One never forgets about one's past relationships good or bad, I believe, friends family and our previous partners (if we have any) made us who we are, taught us things, with them we experienced some wonderful moments, of course in the case of past relationships apparently we experienced some bad ones but if someone expected me to pretend like I never had a partner in the past and I wasn't allowed to remember those relationships or moments or take my experiences from them that person wouldn't understand me or love me for who I am. Being hung up on a past partner of course is different and there is a line but I think having experienced this closeness with someone in general is not something to be discounted, possibly even more so if the end of that relationship was brought about by a stroke or a sudden accidents.
As for wheel chair or a partner yet in a conscious state, it very much depends. I'd like to think of myself as a person who wouldn't care and would go through whatever trouble to keep the person happy that I made promises to but if I ended up truly unhappy and the other person was aware of this it might not work out that way. I think we'd never know until we experience it. I know I wouldn't just walk away obviously.
Cheers
-B

Post 9 by Goblin (I have proven to myself and the world that I need mental help) on Thursday, 31-Mar-2005 11:54:26

Yes I bloody well would on friday I could so easily have lost Ardeth and it never once crossed my mind to leave,in the end I was ordered to go home and rest.


....however as Ms Schiavo is unaware of her husband's presence, I don't blame him for moving on and all credit to his new partner for supporting him through this terrible ordeal...
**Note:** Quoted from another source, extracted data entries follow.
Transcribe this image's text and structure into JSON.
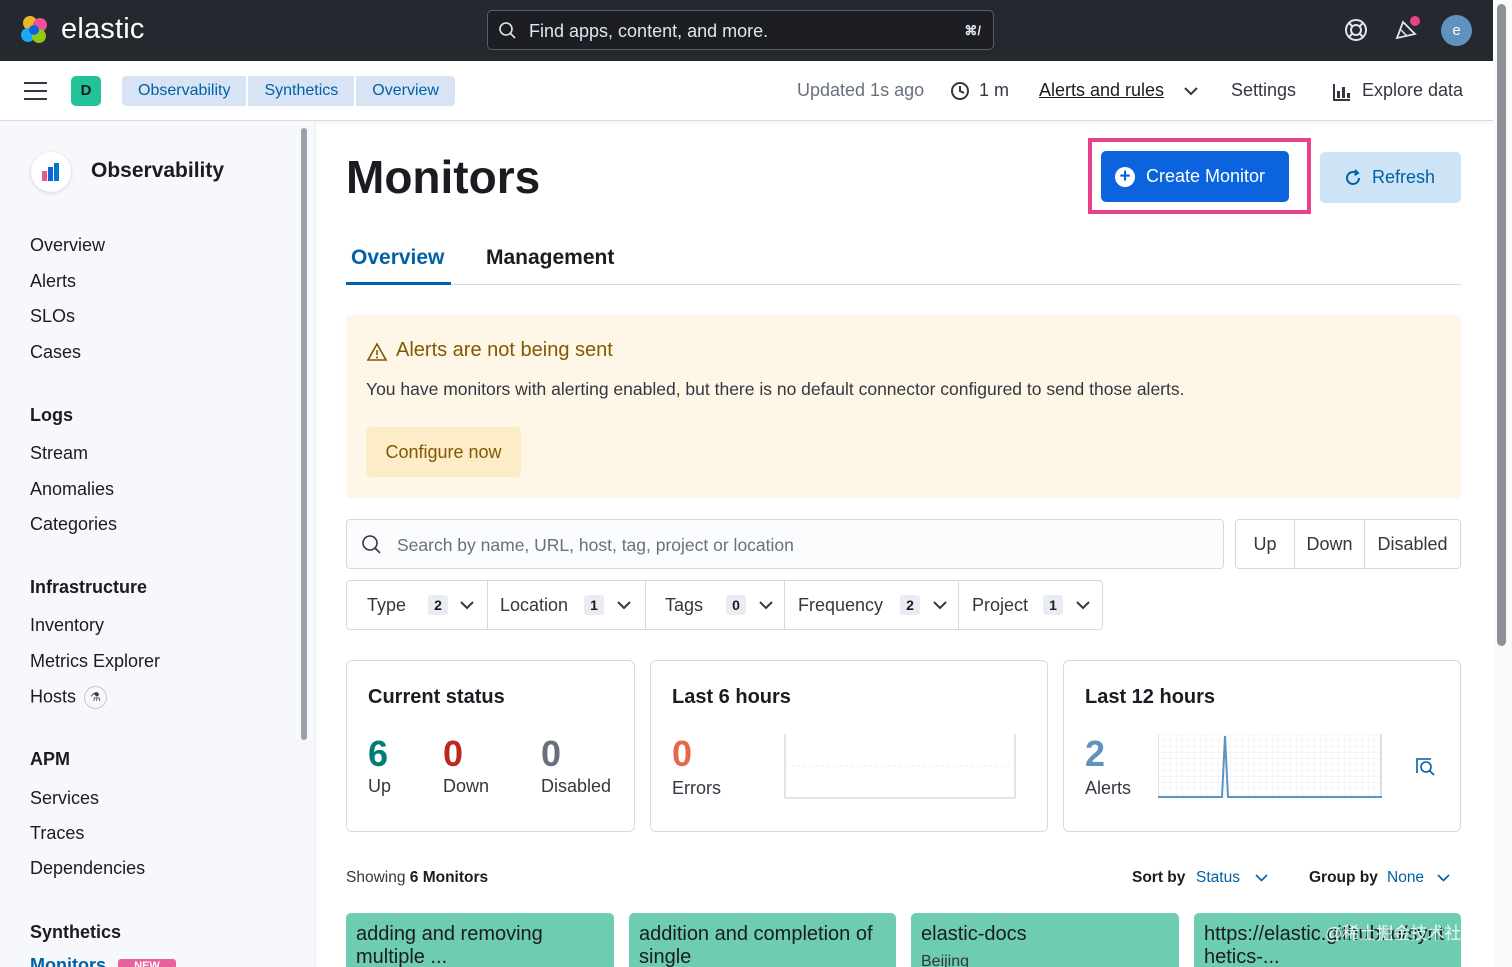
{
  "header": {
    "brand": "elastic",
    "search_placeholder": "Find apps, content, and more.",
    "search_shortcut": "⌘/",
    "avatar_initial": "e"
  },
  "subbar": {
    "space_initial": "D",
    "breadcrumbs": [
      "Observability",
      "Synthetics",
      "Overview"
    ],
    "updated": "Updated 1s ago",
    "interval": "1 m",
    "alerts_rules": "Alerts and rules",
    "settings": "Settings",
    "explore": "Explore data"
  },
  "sidebar": {
    "title": "Observability",
    "top_items": [
      "Overview",
      "Alerts",
      "SLOs",
      "Cases"
    ],
    "groups": [
      {
        "label": "Logs",
        "items": [
          "Stream",
          "Anomalies",
          "Categories"
        ]
      },
      {
        "label": "Infrastructure",
        "items": [
          "Inventory",
          "Metrics Explorer",
          "Hosts"
        ]
      },
      {
        "label": "APM",
        "items": [
          "Services",
          "Traces",
          "Dependencies"
        ]
      },
      {
        "label": "Synthetics",
        "items": [
          "Monitors"
        ]
      }
    ],
    "new_badge": "NEW"
  },
  "main": {
    "title": "Monitors",
    "create_button": "Create Monitor",
    "refresh_button": "Refresh",
    "tabs": [
      "Overview",
      "Management"
    ],
    "callout": {
      "title": "Alerts are not being sent",
      "body": "You have monitors with alerting enabled, but there is no default connector configured to send those alerts.",
      "button": "Configure now"
    },
    "search_placeholder": "Search by name, URL, host, tag, project or location",
    "status_buttons": [
      "Up",
      "Down",
      "Disabled"
    ],
    "filters": [
      {
        "label": "Type",
        "count": "2"
      },
      {
        "label": "Location",
        "count": "1"
      },
      {
        "label": "Tags",
        "count": "0"
      },
      {
        "label": "Frequency",
        "count": "2"
      },
      {
        "label": "Project",
        "count": "1"
      }
    ],
    "cards": {
      "current": {
        "title": "Current status",
        "up": "6",
        "up_label": "Up",
        "down": "0",
        "down_label": "Down",
        "disabled": "0",
        "disabled_label": "Disabled"
      },
      "last6": {
        "title": "Last 6 hours",
        "errors": "0",
        "errors_label": "Errors"
      },
      "last12": {
        "title": "Last 12 hours",
        "alerts": "2",
        "alerts_label": "Alerts"
      }
    },
    "showing_prefix": "Showing",
    "showing_count": "6 Monitors",
    "sort_label": "Sort by",
    "sort_value": "Status",
    "group_label": "Group by",
    "group_value": "None",
    "monitor_cards": [
      {
        "name": "adding and removing multiple ..."
      },
      {
        "name": "addition and completion of single"
      },
      {
        "name": "elastic-docs",
        "location": "Beijing"
      },
      {
        "name": "https://elastic.github.io/synthetics-..."
      }
    ],
    "watermark": "@稀土掘金技术社区"
  },
  "colors": {
    "accent": "#0b64dd",
    "up": "#017d73",
    "down": "#bd271e",
    "errors": "#e7664c",
    "alerts": "#6092c0",
    "highlight": "#e6438a",
    "monitor_up": "#6dccb1"
  }
}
Post 10 by Twinklestar09 (I've now got the bronze prolific poster award! now going for the silver award!) on Thursday, 31-Mar-2005 19:57:11

 If I or my partner were to be in a coma or had a serious accident/disability, I would stay with him and likewise expect him to stay with me, especially
if we were married. The vows do include "in sickness and in health," so yeah. If I were to get a brain injury that made me perminantly disabled, I would
want to still live. I'd also not mind taking care of or visiting my partner if he were in that situation. If I were in a coma, I'd want to stay alive
for a certain amount of time I think (not sure how long exactly), I don't know, it would be hard to think what I'd want if in a coma, as some people recover
but some don't; you just never know on that one.
As for whether I would move on, I honestly can't see myself moving on, especially while he was still alive, because whether or not he's aware of it, he's
still there. I'd still be with him, that accident was just something that happened, and I'd want to be with him thru that. If he wanted to end his life
and he was aware of things, I'd honestly have a hard time with that. I mean I think I'd respect that in that I would tell the doctor of it if I was sure
that he actually wanted that, and I would have had him put it in writing. (Hopefully we would have discussed this stuff early on.) I wouldn't want to
physically help him end it though to be honest. If he didn't say or write anything about it, I'd want to have him with me as long as I was able to, and
like I mentioned, I'd take care of and/or visit him.
Leilani

Post 11 by chelslicious (like it or not, I'm gonna say what I mean. all the time.) on Friday, 01-Apr-2005 18:02:13

id stay with my partner no matter what the circumstances may be, and id hope that theyd do the same for me.

Post 12 by puppybraille (the Zone BBS remains forever my home page) on Friday, 01-Apr-2005 18:07:57

I'd stay with my partner... I don't care why or what happened to them. I'd want them to stay with me... in sickness and in health.